Originally Posted by Boston Red
I think there is a huge difference between a major metropolitan newspaper (the Courier-Journal) intended to report the news of the community (and to some extent national news), and the Louisville Sports Report targeted solely at Louisville Cardinals fans. I think the distinction is pretty obvious. We'll have to agree to disagree on whether open, obvious and expected bias is okay, I suppose.
The people issuing credentials don't think there is a difference. If you're given a credential, you're expected to act like you have a credential.
The people educating up-and-comers to the profession don't think there's a difference. You're taught to be unbiased in everything you do professionally.

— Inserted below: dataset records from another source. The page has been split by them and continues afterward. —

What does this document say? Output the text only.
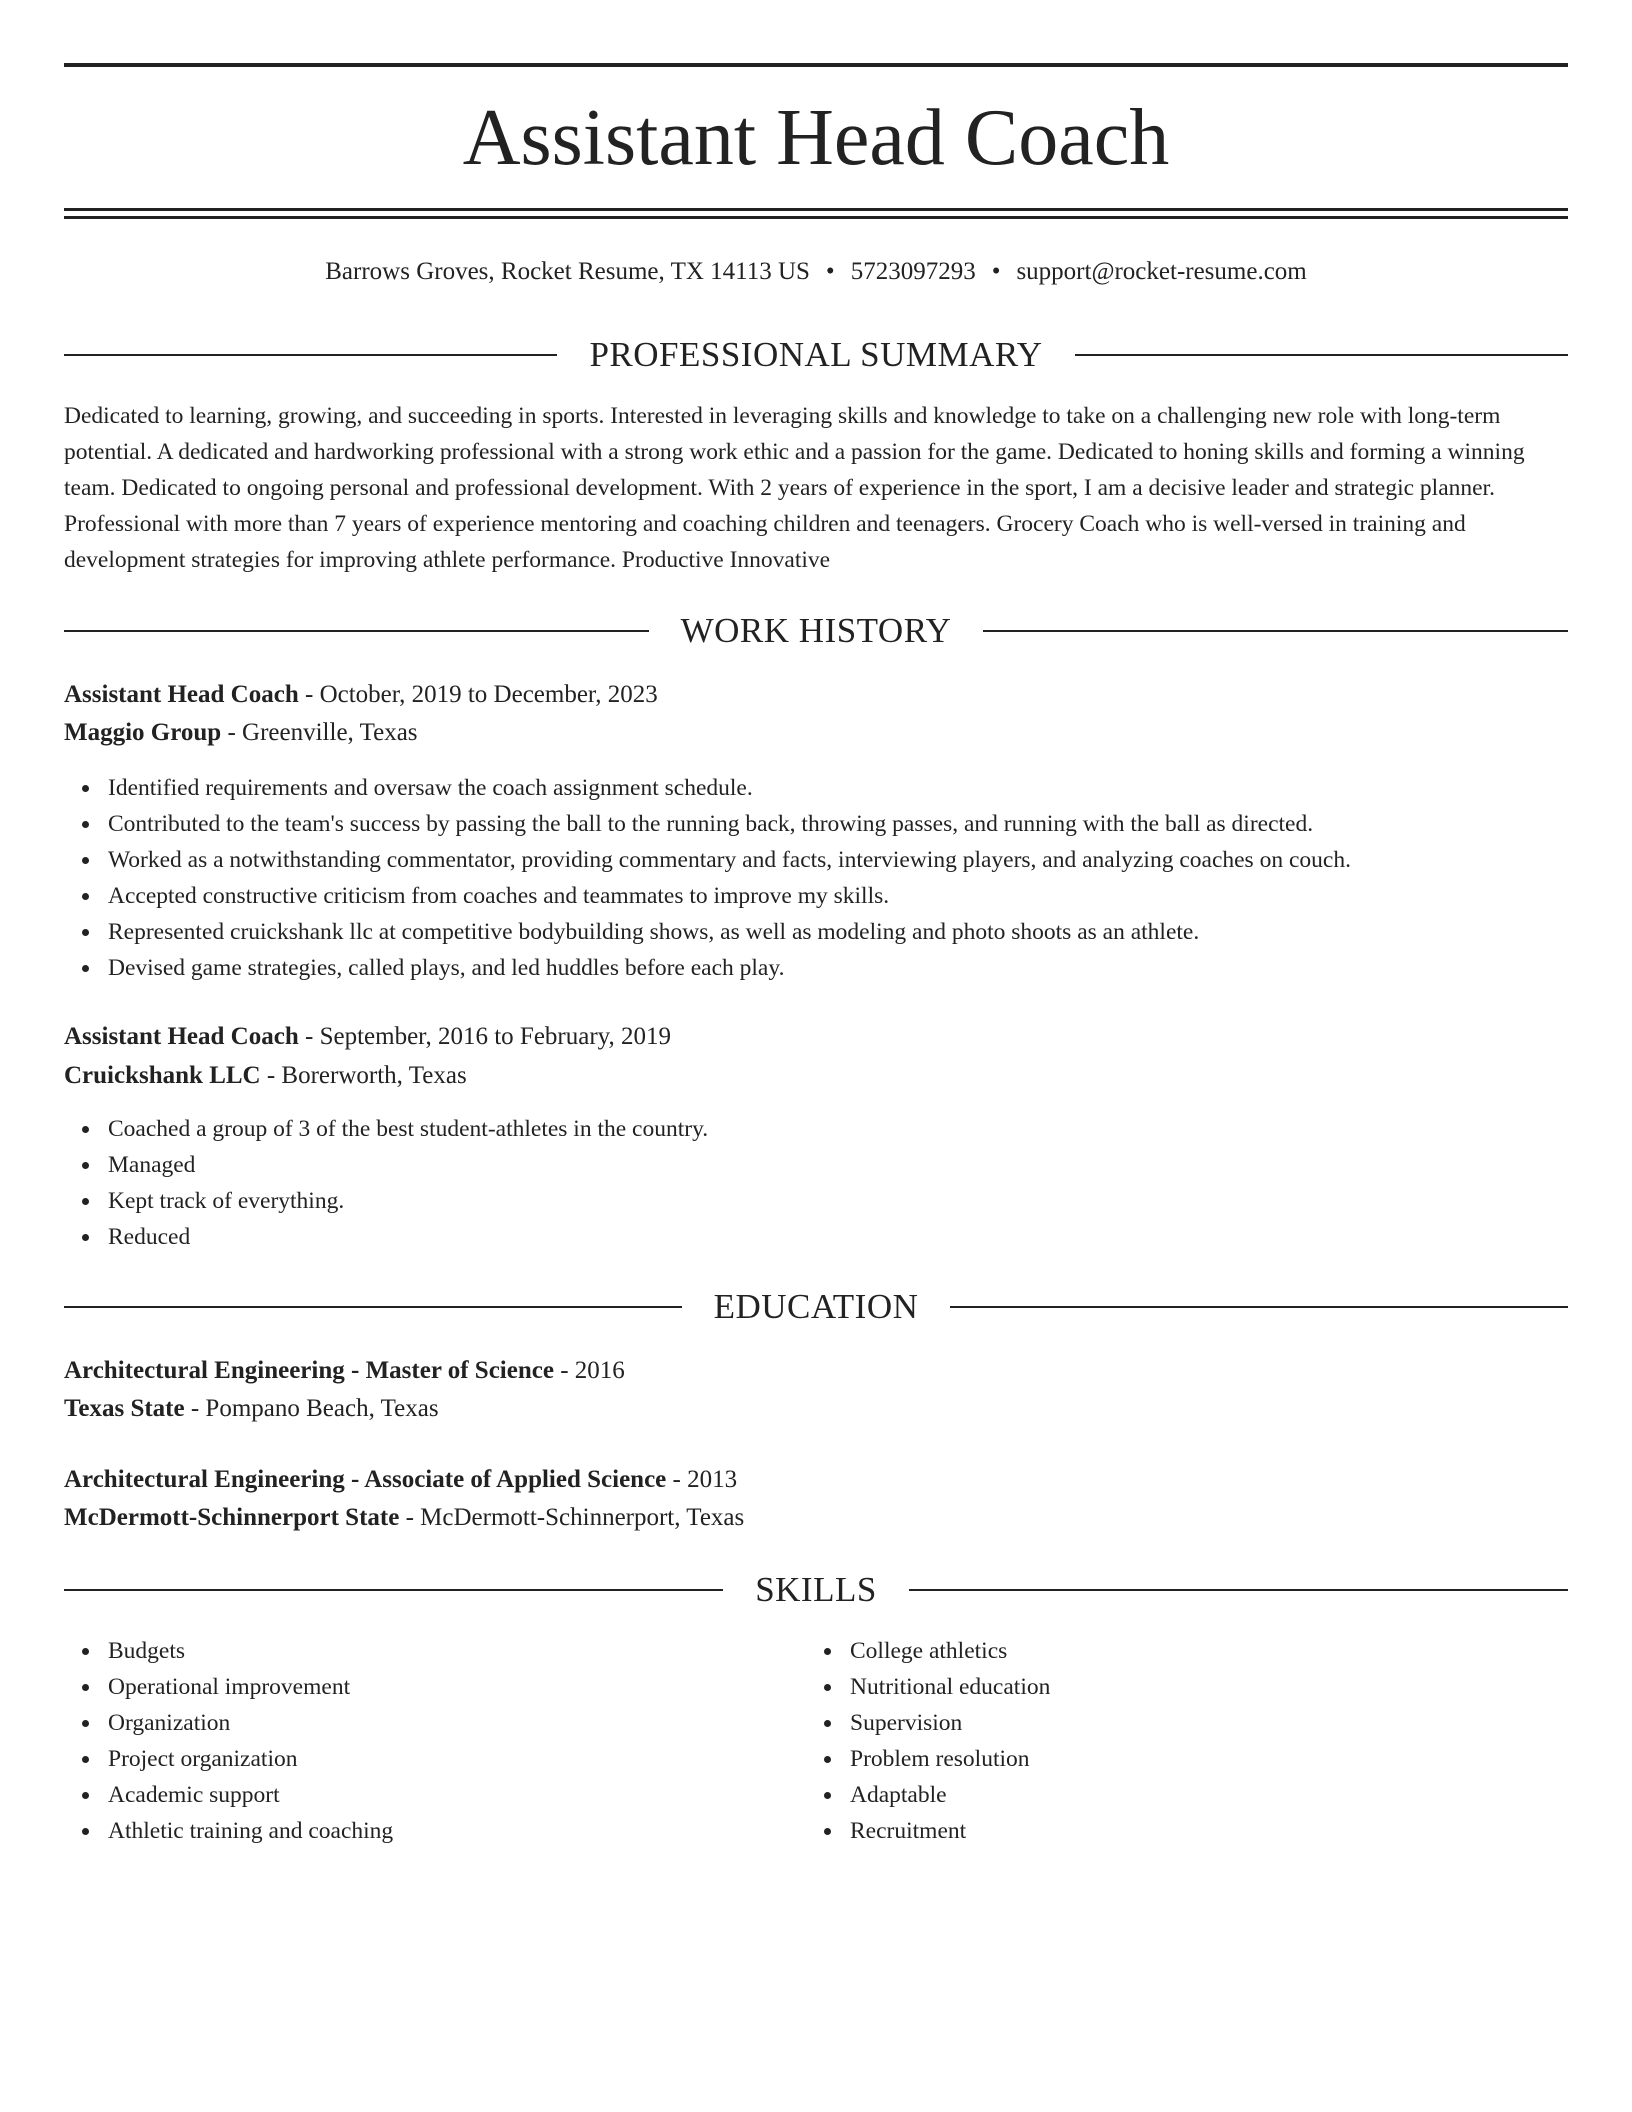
Assistant Head Coach
Barrows Groves, Rocket Resume, TX 14113 US • 5723097293 • support@rocket-resume.com
PROFESSIONAL SUMMARY

Dedicated to learning, growing, and succeeding in sports. Interested in leveraging skills and knowledge to take on a challenging new role with long-term potential. A dedicated and hardworking professional with a strong work ethic and a passion for the game. Dedicated to honing skills and forming a winning team. Dedicated to ongoing personal and professional development. With 2 years of experience in the sport, I am a decisive leader and strategic planner. Professional with more than 7 years of experience mentoring and coaching children and teenagers. Grocery Coach who is well-versed in training and development strategies for improving athlete performance. Productive Innovative

WORK HISTORY
Assistant Head Coach - October, 2019 to December, 2023
Maggio Group - Greenville, Texas
Identified requirements and oversaw the coach assignment schedule.
Contributed to the team's success by passing the ball to the running back, throwing passes, and running with the ball as directed.
Worked as a notwithstanding commentator, providing commentary and facts, interviewing players, and analyzing coaches on couch.
Accepted constructive criticism from coaches and teammates to improve my skills.
Represented cruickshank llc at competitive bodybuilding shows, as well as modeling and photo shoots as an athlete.
Devised game strategies, called plays, and led huddles before each play.
Assistant Head Coach - September, 2016 to February, 2019
Cruickshank LLC - Borerworth, Texas
Coached a group of 3 of the best student-athletes in the country.
Managed
Kept track of everything.
Reduced
EDUCATION
Architectural Engineering - Master of Science - 2016
Texas State - Pompano Beach, Texas
Architectural Engineering - Associate of Applied Science - 2013
McDermott-Schinnerport State - McDermott-Schinnerport, Texas
SKILLS
Budgets
Operational improvement
Organization
Project organization
Academic support
Athletic training and coaching
College athletics
Nutritional education
Supervision
Problem resolution
Adaptable
Recruitment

Though my background was in broadcasting, I owe my career to the new media. I appreciate all the new opportunities available to people, like myself, that wanted a career in journalism. I didn't take the old-fashioned route, but advanced through new media.
And I promise, the stigmas and stereotypes are still very much alive. Many places (including Major League Baseball as an orgaziational policy) still will not credential websites, unless you're backed by a published circulation of (typically) over 40,000 or otherwise are a major television outlet. Heck, the Baseball Writers Association of America won't accept members that are 'internet' writers.
When breaking in, struggling to get credentialed for what I was doing... I was told, "they don't treat you like media. So if you want to be a member of the media, you need to make sure you act, talk and write like it. You need to be better than they are."
I think this is a very important issue, and one that goes beyond news. Social media is blurring the lines of vision. On one hand, I think it's a good thing that people turn to things other than the news to receive, digest and interpret events happening in society without the 'aid' of media. People need to not believe what they're told and educate themselves. On the other hand, the lines between reality and fiction are becoming far too indecipherable.
The best way to continue seperating bloggers from reporters: what is the goal. If your goal is to report the news... like I said, it can be national, it can be about the Louisville Cardinals or it can be about the Cincinnati Reds. But if you're reporting on it and covering it, you should then follow all the standards of journalism.